Зима. Ранняя темень.
Толпа людей в горнолыжных штанах на лямках, взмокших свитерах и сплюснутых волосах.
Мужчины, женщины и их дети.
Ужин в... Не знаю, как это можно назвать, хочется сказать - харчевня. Все же, наверное - кафе. Стены из бруса. Деревянные лавки вдоль деревянных столов, пластиковые тарелки, плов, шашлыки, корейская морковка...  Водка, наконец.
Водка - это хорошо.
Это то, после чего можно выжить в условиях сурового Уральского горнолыжного... Здесь надо сказать - курорта.
Мужчины дымятся. Это совершенно буквально. От их больших разогретых тел валит адреналиновый пар. Они в своей стае, они молодцы и чувствуют себя - ого-го ещё, после всех этих черных трасс и не для людей собранных подъемников.
Женщины, с глазами проваленными до задницы (простите, простите, простите - но как бы еще сказать, когда ты просто видишь этот мир из бездонного колодца усталости?) - после рабочей недели, детских секций, готовки и полной готовности к шести утра субботы с контейнерами  бутербродов, заряженными термосами, само-собой - сонными, капризными детьми и комплектами сухих одежд. Птичьими лапками они лезут за шивороты своей малышни - не вспотел ли, не замёрз ли...? И чем же здесь накормить?
Душная атмосфера.

Распахивается входная дверь, проталкивается порция морозного воздуха, матери обнимают разгоряченных, соловых детей, отцы в радостном ожидании обнимают красными пальцами стопки.
Вошедших трое. Он, она и она. Он - останется Он. Она - жена его, будет зваться Зоей. И вторая она - Зина, сестра Зои.
Присаживаются за общий стол. Он, и из предлагаемых условий, и как-то естественно - во главе застолья.
Будто его и ждали.
Иерархия существует в любом обществе. В любом его пласте, срезе и образовании. Мужички наши, все из первых предпринимателей на пузатых Ленд Роверах, с домиками своими загородными, катерочками и яхточками - относительно однородные, шумные и экспрессивные между собой - попритихли. 
Изменился градус вечеринки.
Не очень молодой, но поджарый, тёмный и рубленый от круглогодичного динамического спорта Он был подвижен, как ртуть, и безоглядно уверен в своём лидерстве.

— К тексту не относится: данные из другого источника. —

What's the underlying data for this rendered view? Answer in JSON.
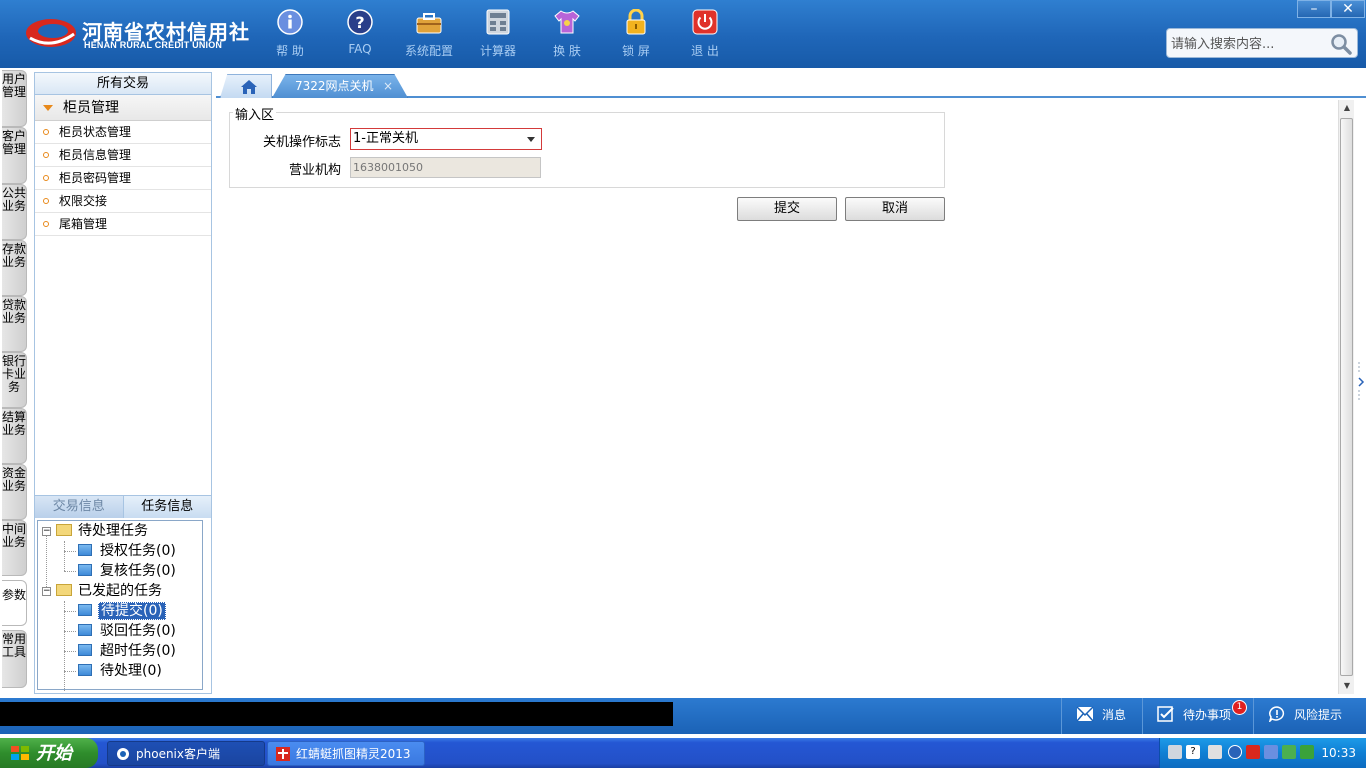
{
  "header": {
    "logo_cn": "河南省农村信用社",
    "logo_en": "HENAN RURAL CREDIT UNION",
    "tools": [
      {
        "label": "帮 助",
        "icon": "info-icon"
      },
      {
        "label": "FAQ",
        "icon": "help-question-icon"
      },
      {
        "label": "系统配置",
        "icon": "toolbox-icon"
      },
      {
        "label": "计算器",
        "icon": "calculator-icon"
      },
      {
        "label": "换 肤",
        "icon": "tshirt-icon"
      },
      {
        "label": "锁 屏",
        "icon": "lock-icon"
      },
      {
        "label": "退 出",
        "icon": "power-icon"
      }
    ],
    "window_controls": {
      "minimize": "–",
      "close": "✕"
    },
    "search_placeholder": "请输入搜索内容..."
  },
  "vertical_tabs": [
    "用户管理",
    "客户管理",
    "公共业务",
    "存款业务",
    "贷款业务",
    "银行卡业务",
    "结算业务",
    "资金业务",
    "中间业务",
    "参数",
    "常用工具"
  ],
  "left_panel": {
    "title": "所有交易",
    "group": "柜员管理",
    "items": [
      "柜员状态管理",
      "柜员信息管理",
      "柜员密码管理",
      "权限交接",
      "尾箱管理"
    ],
    "bottom_tabs": [
      "交易信息",
      "任务信息"
    ],
    "tree": {
      "pending": {
        "label": "待处理任务",
        "children": [
          "授权任务(0)",
          "复核任务(0)"
        ]
      },
      "initiated": {
        "label": "已发起的任务",
        "children": [
          "待提交(0)",
          "驳回任务(0)",
          "超时任务(0)",
          "待处理(0)"
        ]
      }
    }
  },
  "tabs": {
    "active_label": "7322网点关机",
    "close": "×"
  },
  "form": {
    "legend": "输入区",
    "shutdown_label": "关机操作标志",
    "shutdown_value": "1-正常关机",
    "org_label": "营业机构",
    "org_value": "1638001050",
    "submit": "提交",
    "cancel": "取消"
  },
  "statusbar": {
    "messages": "消息",
    "todo": "待办事项",
    "todo_badge": "1",
    "risk": "风险提示"
  },
  "taskbar": {
    "start": "开始",
    "buttons": [
      "phoenix客户端",
      "红蜻蜓抓图精灵2013"
    ],
    "clock": "10:33"
  },
  "colors": {
    "header_blue": "#1f66b8",
    "active_tab": "#4f8fd2",
    "selected_node": "#2a63b8",
    "required_border": "#d33a3a",
    "badge": "#e02020"
  }
}
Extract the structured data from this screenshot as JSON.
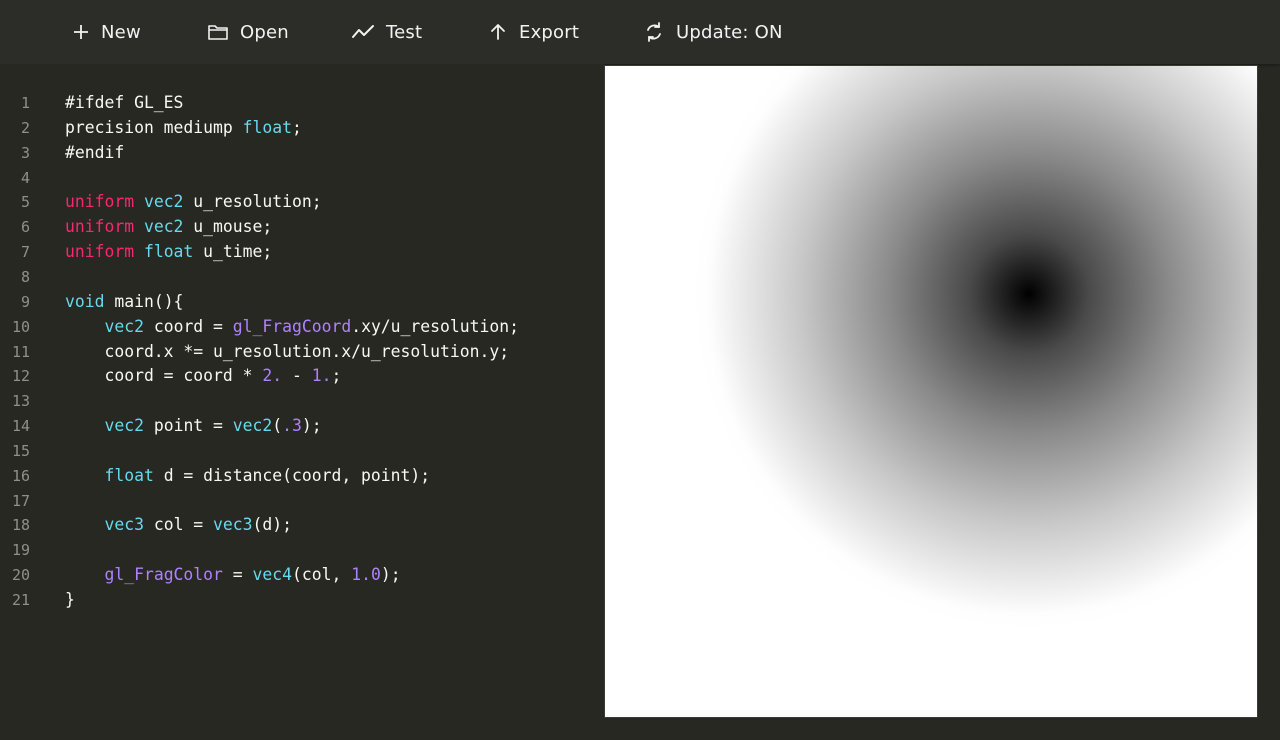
{
  "toolbar": {
    "items": [
      {
        "label": "New",
        "icon": "plus-icon"
      },
      {
        "label": "Open",
        "icon": "folder-icon"
      },
      {
        "label": "Test",
        "icon": "chart-line-icon"
      },
      {
        "label": "Export",
        "icon": "arrow-up-icon"
      },
      {
        "label": "Update: ON",
        "icon": "refresh-icon"
      }
    ]
  },
  "colors": {
    "background": "#272822",
    "keyword_pink": "#f92672",
    "type_cyan": "#66d9ef",
    "number_purple": "#ae81ff",
    "text": "#f8f8f2",
    "line_number": "#8f908a"
  },
  "editor": {
    "lines": [
      {
        "n": "1",
        "tokens": [
          {
            "t": "#ifdef GL_ES",
            "c": "plain"
          }
        ]
      },
      {
        "n": "2",
        "tokens": [
          {
            "t": "precision mediump ",
            "c": "plain"
          },
          {
            "t": "float",
            "c": "cyan"
          },
          {
            "t": ";",
            "c": "plain"
          }
        ]
      },
      {
        "n": "3",
        "tokens": [
          {
            "t": "#endif",
            "c": "plain"
          }
        ]
      },
      {
        "n": "4",
        "tokens": []
      },
      {
        "n": "5",
        "tokens": [
          {
            "t": "uniform",
            "c": "pink"
          },
          {
            "t": " ",
            "c": "plain"
          },
          {
            "t": "vec2",
            "c": "cyan"
          },
          {
            "t": " u_resolution;",
            "c": "plain"
          }
        ]
      },
      {
        "n": "6",
        "tokens": [
          {
            "t": "uniform",
            "c": "pink"
          },
          {
            "t": " ",
            "c": "plain"
          },
          {
            "t": "vec2",
            "c": "cyan"
          },
          {
            "t": " u_mouse;",
            "c": "plain"
          }
        ]
      },
      {
        "n": "7",
        "tokens": [
          {
            "t": "uniform",
            "c": "pink"
          },
          {
            "t": " ",
            "c": "plain"
          },
          {
            "t": "float",
            "c": "cyan"
          },
          {
            "t": " u_time;",
            "c": "plain"
          }
        ]
      },
      {
        "n": "8",
        "tokens": []
      },
      {
        "n": "9",
        "tokens": [
          {
            "t": "void",
            "c": "cyan"
          },
          {
            "t": " main(){",
            "c": "plain"
          }
        ]
      },
      {
        "n": "10",
        "tokens": [
          {
            "t": "    ",
            "c": "plain"
          },
          {
            "t": "vec2",
            "c": "cyan"
          },
          {
            "t": " coord = ",
            "c": "plain"
          },
          {
            "t": "gl_FragCoord",
            "c": "purple"
          },
          {
            "t": ".xy/u_resolution;",
            "c": "plain"
          }
        ]
      },
      {
        "n": "11",
        "tokens": [
          {
            "t": "    coord.x *= u_resolution.x/u_resolution.y;",
            "c": "plain"
          }
        ]
      },
      {
        "n": "12",
        "tokens": [
          {
            "t": "    coord = coord * ",
            "c": "plain"
          },
          {
            "t": "2.",
            "c": "purple"
          },
          {
            "t": " - ",
            "c": "plain"
          },
          {
            "t": "1.",
            "c": "purple"
          },
          {
            "t": ";",
            "c": "plain"
          }
        ]
      },
      {
        "n": "13",
        "tokens": []
      },
      {
        "n": "14",
        "tokens": [
          {
            "t": "    ",
            "c": "plain"
          },
          {
            "t": "vec2",
            "c": "cyan"
          },
          {
            "t": " point = ",
            "c": "plain"
          },
          {
            "t": "vec2",
            "c": "cyan"
          },
          {
            "t": "(",
            "c": "plain"
          },
          {
            "t": ".3",
            "c": "purple"
          },
          {
            "t": ");",
            "c": "plain"
          }
        ]
      },
      {
        "n": "15",
        "tokens": []
      },
      {
        "n": "16",
        "tokens": [
          {
            "t": "    ",
            "c": "plain"
          },
          {
            "t": "float",
            "c": "cyan"
          },
          {
            "t": " d = distance(coord, point);",
            "c": "plain"
          }
        ]
      },
      {
        "n": "17",
        "tokens": []
      },
      {
        "n": "18",
        "tokens": [
          {
            "t": "    ",
            "c": "plain"
          },
          {
            "t": "vec3",
            "c": "cyan"
          },
          {
            "t": " col = ",
            "c": "plain"
          },
          {
            "t": "vec3",
            "c": "cyan"
          },
          {
            "t": "(d);",
            "c": "plain"
          }
        ]
      },
      {
        "n": "19",
        "tokens": []
      },
      {
        "n": "20",
        "tokens": [
          {
            "t": "    ",
            "c": "plain"
          },
          {
            "t": "gl_FragColor",
            "c": "purple"
          },
          {
            "t": " = ",
            "c": "plain"
          },
          {
            "t": "vec4",
            "c": "cyan"
          },
          {
            "t": "(col, ",
            "c": "plain"
          },
          {
            "t": "1.0",
            "c": "purple"
          },
          {
            "t": ");",
            "c": "plain"
          }
        ]
      },
      {
        "n": "21",
        "tokens": [
          {
            "t": "}",
            "c": "plain"
          }
        ]
      }
    ]
  }
}
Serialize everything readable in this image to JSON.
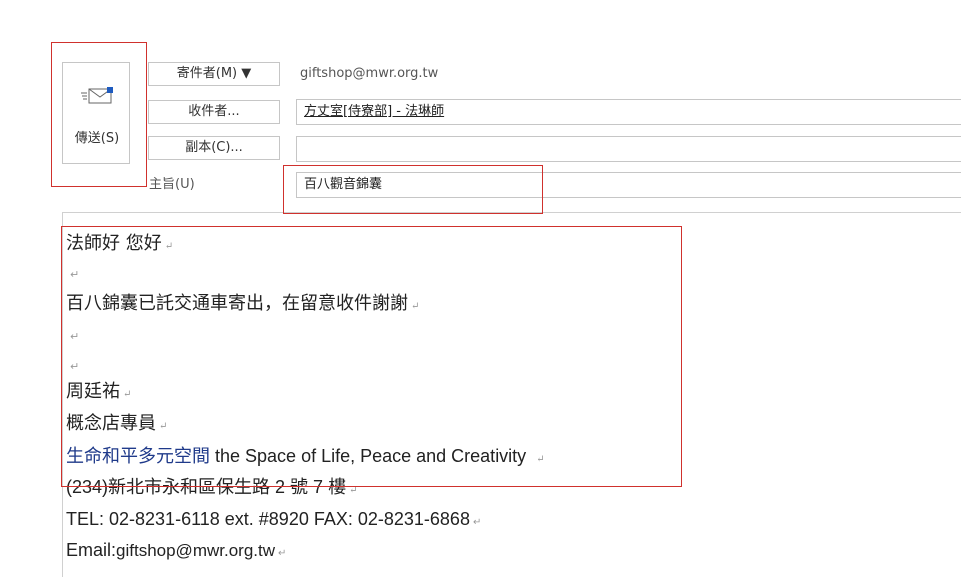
{
  "header": {
    "send_label": "傳送(S)",
    "from_button": "寄件者(M) ▼",
    "from_value": "giftshop@mwr.org.tw",
    "to_button": "收件者...",
    "to_value": "方丈室[侍寮部] - 法琳師",
    "cc_button": "副本(C)...",
    "cc_value": "",
    "subject_label": "主旨(U)",
    "subject_value": "百八觀音錦囊"
  },
  "body": {
    "line1": "法師好 您好",
    "line2": "百八錦囊已託交通車寄出，在留意收件謝謝",
    "sig_name": "周廷祐",
    "sig_title": "概念店專員",
    "sig_org_cn": "生命和平多元空間",
    "sig_org_en": " the Space of Life, Peace and Creativity",
    "sig_addr_pre": "(234)",
    "sig_addr_cn": "新北市永和區保生路",
    "sig_addr_num1": " 2 ",
    "sig_addr_cn2": "號",
    "sig_addr_num2": " 7 ",
    "sig_addr_cn3": "樓",
    "sig_tel": "TEL: 02-8231-6118 ext. #8920 FAX: 02-8231-6868",
    "sig_email_label": "Email:",
    "sig_email": "giftshop@mwr.org.tw",
    "para_mark": "↵"
  },
  "colors": {
    "annotation_red": "#d0312d",
    "org_blue": "#1f3a8a"
  }
}
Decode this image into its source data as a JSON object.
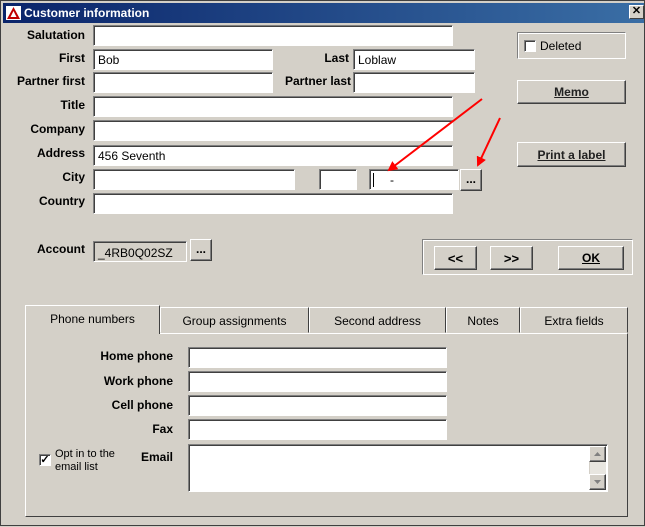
{
  "window": {
    "title": "Customer information",
    "close_glyph": "✕"
  },
  "labels": {
    "salutation": "Salutation",
    "first": "First",
    "last": "Last",
    "partner_first": "Partner first",
    "partner_last": "Partner last",
    "title": "Title",
    "company": "Company",
    "address": "Address",
    "city": "City",
    "country": "Country",
    "account": "Account"
  },
  "fields": {
    "salutation": "",
    "first": "Bob",
    "last": "Loblaw",
    "partner_first": "",
    "partner_last": "",
    "title": "",
    "company": "",
    "address": "456 Seventh",
    "city": "",
    "state": "",
    "zip": "-",
    "country": "",
    "account": "_4RB0Q02SZ"
  },
  "buttons": {
    "zip_lookup": "...",
    "account_lookup": "...",
    "memo": "Memo",
    "print_label": "Print a label",
    "prev": "<<",
    "next": ">>",
    "ok": "OK"
  },
  "deleted": {
    "label": "Deleted",
    "checked": false
  },
  "tabs": [
    {
      "label": "Phone numbers",
      "active": true
    },
    {
      "label": "Group assignments",
      "active": false
    },
    {
      "label": "Second address",
      "active": false
    },
    {
      "label": "Notes",
      "active": false
    },
    {
      "label": "Extra fields",
      "active": false
    }
  ],
  "phone": {
    "home_label": "Home phone",
    "work_label": "Work phone",
    "cell_label": "Cell phone",
    "fax_label": "Fax",
    "email_label": "Email",
    "home": "",
    "work": "",
    "cell": "",
    "fax": "",
    "email": "",
    "opt_in_label": "Opt in to the email list",
    "opt_in_checked": true
  },
  "colors": {
    "title_start": "#0a246a",
    "title_end": "#3a6ea5",
    "arrow": "#ff0000",
    "nav_text": "#003a8c",
    "ok_text": "#006400"
  },
  "icons": {
    "app": "app-icon",
    "close": "close-icon",
    "scroll_up": "scroll-up-icon",
    "scroll_down": "scroll-down-icon",
    "annotation_arrows": "red-arrow-icon"
  }
}
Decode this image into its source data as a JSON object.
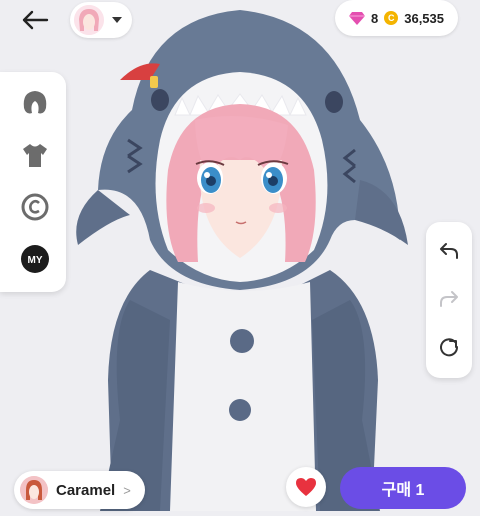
{
  "topbar": {
    "back_icon": "arrow-left-icon",
    "gems": "8",
    "coins": "36,535",
    "gem_color": "#e44fb0",
    "coin_color": "#f4b400"
  },
  "left_tools": [
    {
      "icon": "hair-icon"
    },
    {
      "icon": "clothing-icon"
    },
    {
      "icon": "copyright-icon"
    },
    {
      "icon": "my-icon",
      "label": "MY"
    }
  ],
  "right_tools": [
    {
      "icon": "undo-icon"
    },
    {
      "icon": "redo-icon"
    },
    {
      "icon": "reset-icon"
    }
  ],
  "bottom": {
    "character_name": "Caramel",
    "buy_label": "구매 1",
    "buy_color": "#6b4de6",
    "heart_color": "#e8323f"
  }
}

Он обнимал всех своим взглядом и брал в единомышленники.
Мужички позиций своих сдать не могли, однако глаза их слегка притухли, приспустились брови и лёгкая замедленность реакций выдавала внимательную, укрытую заинтересованность. Наблюдение более сильного, более удачливого самца. В чем его секрет?

То да сё, Зоя с Зиной заскучали. Потеребили официанта, пошушукались.
Потом зазвучал Шура и они вышли из диагональных углов помещения - одна на другую - зеленые глаза в голубые. Это был явно отрепетированный танец. И я бы, из того что сейчас наблюдаю в танцах на ТНТ, определила его близким к стилю Вог - вся эта амплитудность в ногах, активная работа локтей, кистей, гордая посадка головы, надменность взгляда...  Без нарочитой манерности, оттопыривания пятой точки - естественно, органично, красиво.
Мы замерли. Застыли.
Мы любовались и завидовали.
Точнее - ЗАВИДОВАЛИ.

Они были такие разные, эти сёстры. Огонь и вода.
Зоя. Я никогда её не забуду. Правда. Она была словно Еврейская принцесса, нет, слишком много воздуха в ней - богиня - тонкая, длинная, ломкая, с огромной копной рыжеватых кудрей. Знаете, есть такие чехлы на шлемы - сноубордисты любят - развевающаяся грива - вот такая у неё была своя - она вздымалась и опадала с каждым шагом, а Зоя знала об этом своём неотразимом богатстве и подпружинивала даже своей невозможно длинной шеей.
Зина.  Кубышечка. Короткие ножки. Румянец во всю щеку. Щеки с ямочками. Лёгкие светлые пряди у лица, плотное, русое полотно волос. Улыбка. Воплощённый портрет Марии Лопухиной Боровиковского. Милая, тихая красавица в тени своей сестры, как бы ни было это странно, сверкала, словно отражала её пламя.
А Зоя жгла и света её хватало на двоих. На всех.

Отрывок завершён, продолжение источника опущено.